If you have a collection of furniture you love and plan to use it in your new home, bring furniture measurements to assess how each piece will fit into the homes in which you’re most interested. This is particularly important if you’re considering a home with an unusual layout or if you’re significantly upsizing or downsizing. You’ll want your furniture pieces to work size-wise and stylistically with any home you’re considering. Record the measurements of each room so you can do a more careful assessment of furniture relative to room dimensions when you’re back home.  If your furniture will not fit, it’s not a deal breaker; rather, it is an important consideration since buying new furniture can be quite expensive.

4. Trusted friend or relative.

Buying a home is an emotionally charged experience, which is why an objective, calm and trusted friend or relative can help with valuable input, ideas and opinions. Importantly, bring someone with experience buying and selling homes of their own to provide input on the good, the bad, and the ugly. Objectivity is critical to good decision-making, and since it’s sometimes in short supply during stressful, emotional times, the detached and impartial input of a trusted friend can be invaluable.

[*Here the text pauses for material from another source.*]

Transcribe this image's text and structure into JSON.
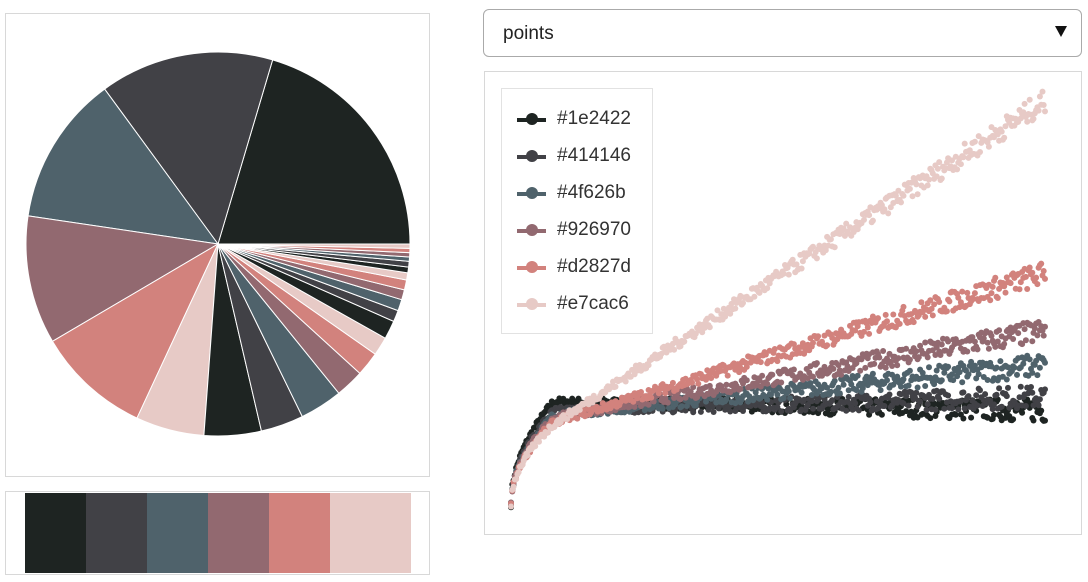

5. Phone or camera for photos.

In days gone by, taking photos of the inside of a home while house hunting was considered to be impolite, even an invasion of privacy. Not so today. If you are a serious house hunter, digital photos are a must. Although real estate listings are accompanied by photos, they are not inclusive of everything in the home. For instance, if you want photos of trim or hardware, closets, pantries, etc., that are not shown in MLS listings, then record them with your phone. If you’re not interested in the house, no need to take photos!

6. Note-taking materials or devices 

When you’re looking at a number of homes in one day, it’s a lot of mental and visual stimuli, so it’s not at all unusual to become confused about what you saw where.  Hence, notes on each home you preview are essential, whether you take those notes with pen and paper or your smartphone. When you use your phone for interior and exterior snapshots, add notes to correspond with images so you have references when you get back home and begin the process of sorting through all the properties you saw. With such an important decision at stake, don’t trust your memory alone.

One non-tangible essential to bring when you’re house hunting is a mindset open to possibilities. Try to suspend any preconceived notions about what will or will not work. Be open to ideas and suggestions, thinking in terms of possibilities instead of limitations. Last but not least, have fun!